Ohtani struck out 10 Houston Astros and allowed just one run over seven innings of work. He then moved to right field to play the final two innings in the Los Angeles Angels’ 5-1 loss on Tuesday.
Ohtani breaks new ground for two-way players
Ohtani became only the third player since 1900 – and the first since Harvey Haddix in 1952 – to strike out at least 10 batters and then play another position in the same game.
— FOX Sports: MLB (@MLBONFOX) May 12, 2021
The 26-year-old Ohtani gave up just four hits and one walk over his seven innings of work, showing better command than in most of his MLB starts. He’s allowed only 11 hits in 25.2 innings of work, but has walked 20 batters against 40 strikeouts over his first five starts while compiling a 2.10 ERA.

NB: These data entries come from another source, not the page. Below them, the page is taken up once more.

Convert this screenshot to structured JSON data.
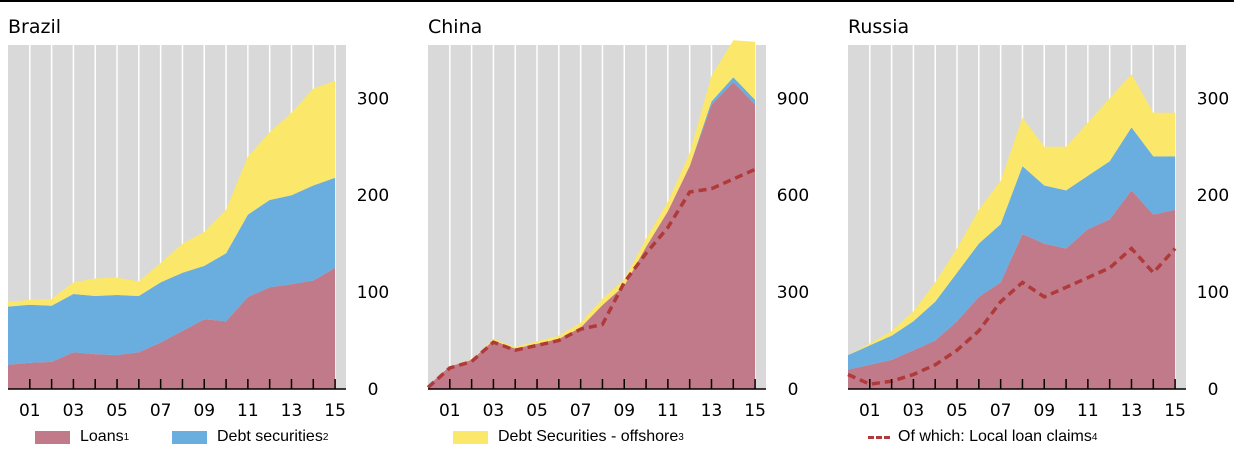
{
  "panels": [
    {
      "title": "Brazil",
      "yticks": [
        0,
        100,
        200,
        300
      ],
      "ymax": 355
    },
    {
      "title": "China",
      "yticks": [
        0,
        300,
        600,
        900
      ],
      "ymax": 1065
    },
    {
      "title": "Russia",
      "yticks": [
        0,
        100,
        200,
        300
      ],
      "ymax": 355
    }
  ],
  "xtick_labels": [
    "01",
    "03",
    "05",
    "07",
    "09",
    "11",
    "13",
    "15"
  ],
  "legend": {
    "loans": "Loans",
    "loans_note": "1",
    "debt": "Debt securities",
    "debt_note": "2",
    "offshore": "Debt Securities - offshore",
    "offshore_note": "3",
    "local": "Of which: Local loan claims",
    "local_note": "4"
  },
  "colors": {
    "loans": "#c17a8a",
    "debt": "#6aaee0",
    "offshore": "#fbe86a",
    "local": "#b03a3a",
    "plot_bg": "#d9d9d9"
  },
  "chart_data": [
    {
      "type": "area",
      "title": "Brazil",
      "x": [
        2000,
        2001,
        2002,
        2003,
        2004,
        2005,
        2006,
        2007,
        2008,
        2009,
        2010,
        2011,
        2012,
        2013,
        2014,
        2015
      ],
      "series": [
        {
          "name": "Loans",
          "values": [
            25,
            27,
            28,
            38,
            36,
            35,
            38,
            48,
            60,
            72,
            70,
            95,
            105,
            108,
            112,
            125
          ]
        },
        {
          "name": "Debt securities",
          "values": [
            60,
            60,
            58,
            60,
            60,
            62,
            58,
            62,
            60,
            55,
            70,
            85,
            90,
            92,
            98,
            93
          ]
        },
        {
          "name": "Debt Securities - offshore",
          "values": [
            5,
            5,
            7,
            12,
            18,
            18,
            15,
            20,
            30,
            35,
            45,
            60,
            70,
            85,
            100,
            100
          ]
        }
      ],
      "ylim": [
        0,
        355
      ]
    },
    {
      "type": "area",
      "title": "China",
      "x": [
        2000,
        2001,
        2002,
        2003,
        2004,
        2005,
        2006,
        2007,
        2008,
        2009,
        2010,
        2011,
        2012,
        2013,
        2014,
        2015
      ],
      "series": [
        {
          "name": "Loans",
          "values": [
            10,
            70,
            90,
            150,
            125,
            140,
            155,
            190,
            260,
            320,
            440,
            550,
            690,
            880,
            950,
            880
          ]
        },
        {
          "name": "Debt securities",
          "values": [
            0,
            0,
            0,
            0,
            0,
            0,
            0,
            0,
            0,
            0,
            0,
            0,
            0,
            10,
            15,
            15
          ]
        },
        {
          "name": "Debt Securities - offshore",
          "values": [
            0,
            0,
            2,
            5,
            5,
            8,
            10,
            15,
            20,
            20,
            25,
            30,
            40,
            80,
            115,
            180
          ]
        },
        {
          "name": "Of which: Local loan claims",
          "values": [
            5,
            65,
            85,
            145,
            120,
            135,
            150,
            185,
            200,
            330,
            420,
            500,
            610,
            620,
            650,
            680
          ]
        }
      ],
      "ylim": [
        0,
        1065
      ]
    },
    {
      "type": "area",
      "title": "Russia",
      "x": [
        2000,
        2001,
        2002,
        2003,
        2004,
        2005,
        2006,
        2007,
        2008,
        2009,
        2010,
        2011,
        2012,
        2013,
        2014,
        2015
      ],
      "series": [
        {
          "name": "Loans",
          "values": [
            20,
            25,
            30,
            40,
            50,
            70,
            95,
            110,
            160,
            150,
            145,
            165,
            175,
            205,
            180,
            185
          ]
        },
        {
          "name": "Debt securities",
          "values": [
            15,
            20,
            25,
            30,
            40,
            50,
            55,
            60,
            70,
            60,
            60,
            55,
            60,
            65,
            60,
            55
          ]
        },
        {
          "name": "Debt Securities - offshore",
          "values": [
            0,
            2,
            5,
            10,
            20,
            25,
            35,
            45,
            50,
            40,
            45,
            55,
            65,
            55,
            45,
            45
          ]
        },
        {
          "name": "Of which: Local loan claims",
          "values": [
            15,
            5,
            8,
            15,
            25,
            40,
            60,
            90,
            110,
            95,
            105,
            115,
            125,
            145,
            120,
            145
          ]
        }
      ],
      "ylim": [
        0,
        355
      ]
    }
  ]
}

Meanwhile, Ohtani is also hitting .265 with 10 home runs and a .903 OPS. He shares the AL lead in home runs, leads the league in extra base hits, and is in the top 10 in stolen bases. Ohtani is the first pitcher since 1900 to strike out at least 40 batters while allowing less than a dozen hits over his first five starts of a season.

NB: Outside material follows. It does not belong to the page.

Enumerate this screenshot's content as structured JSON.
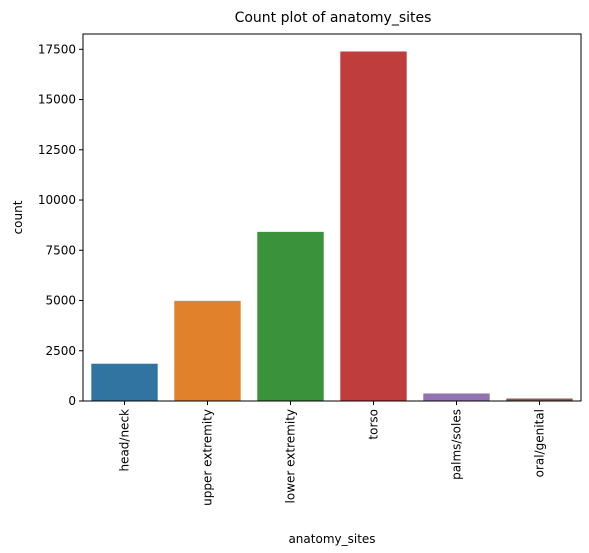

In other words, for the first time, Ohtani is living up to the perhaps unfair expectations of what he might be able to do as a two-way player.

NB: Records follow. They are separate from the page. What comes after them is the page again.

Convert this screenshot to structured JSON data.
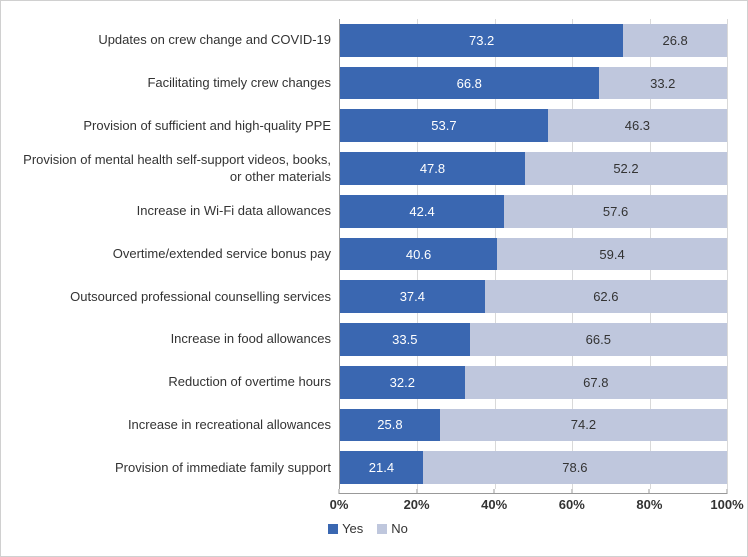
{
  "chart": {
    "type": "stacked-bar-horizontal",
    "xlim": [
      0,
      100
    ],
    "xtick_step": 20,
    "xtick_labels": [
      "0%",
      "20%",
      "40%",
      "60%",
      "80%",
      "100%"
    ],
    "background_color": "#ffffff",
    "grid_color": "#d9d9d9",
    "axis_color": "#999999",
    "label_fontsize": 13,
    "value_fontsize": 13,
    "tick_fontsize": 13,
    "series": [
      {
        "key": "yes",
        "label": "Yes",
        "color": "#3a67b1",
        "text_color": "#ffffff"
      },
      {
        "key": "no",
        "label": "No",
        "color": "#bfc7dd",
        "text_color": "#333333"
      }
    ],
    "rows": [
      {
        "label": "Updates on crew change and COVID-19",
        "yes": 73.2,
        "no": 26.8
      },
      {
        "label": "Facilitating timely crew changes",
        "yes": 66.8,
        "no": 33.2
      },
      {
        "label": "Provision of sufficient and high-quality PPE",
        "yes": 53.7,
        "no": 46.3
      },
      {
        "label": "Provision of mental health self-support videos, books, or other materials",
        "yes": 47.8,
        "no": 52.2
      },
      {
        "label": "Increase in Wi-Fi data allowances",
        "yes": 42.4,
        "no": 57.6
      },
      {
        "label": "Overtime/extended service bonus pay",
        "yes": 40.6,
        "no": 59.4
      },
      {
        "label": "Outsourced professional counselling services",
        "yes": 37.4,
        "no": 62.6
      },
      {
        "label": "Increase in food allowances",
        "yes": 33.5,
        "no": 66.5
      },
      {
        "label": "Reduction of overtime hours",
        "yes": 32.2,
        "no": 67.8
      },
      {
        "label": "Increase in recreational allowances",
        "yes": 25.8,
        "no": 74.2
      },
      {
        "label": "Provision of immediate family support",
        "yes": 21.4,
        "no": 78.6
      }
    ]
  }
}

“That’s so unusual what he was able to do tonight,” Angels manager Joe Maddon told reporters. “He does it so easy that we have to understand it’s not so easy to do what he’s doing.”
Maddon makes move to preserve bat
Maddon had previously talked about the possibility of leaving Ohtani in games after he pitched to preserve his bat in the lineup. On Tuesday, all the elements lined up to allow that scenario to take place.
Heading into the bottom of the 8th inning, Maddon planned to pull Ohtani, who had thrown 88 pitches. But Ohtani was due up second in the 9th. So Maddon replaced Taylor Ward, who had just hit, with Ohtani in right field.
“That was the perfect storm basically where he was coming up in the batting order, pitching seven innings,” Maddon said. “It was all there. It couldn’t have worked out any better, other than the outcome.”
If Ohtani continues to successfully hit and pitch, he could become a factor in the end-of-season awards races. FanDuel Sportsbook lists Ohtani as a +650 pick to win the AL MVP award, trailing only superstar teammate Mike Trout (+170). Ohtani also stands as a +5500 long shot to win the AL Cy Young Award, though his relatively low workload may make it difficult for him to contend against the likes of Gerrit Cole (+150) and Shane Bieber (+380).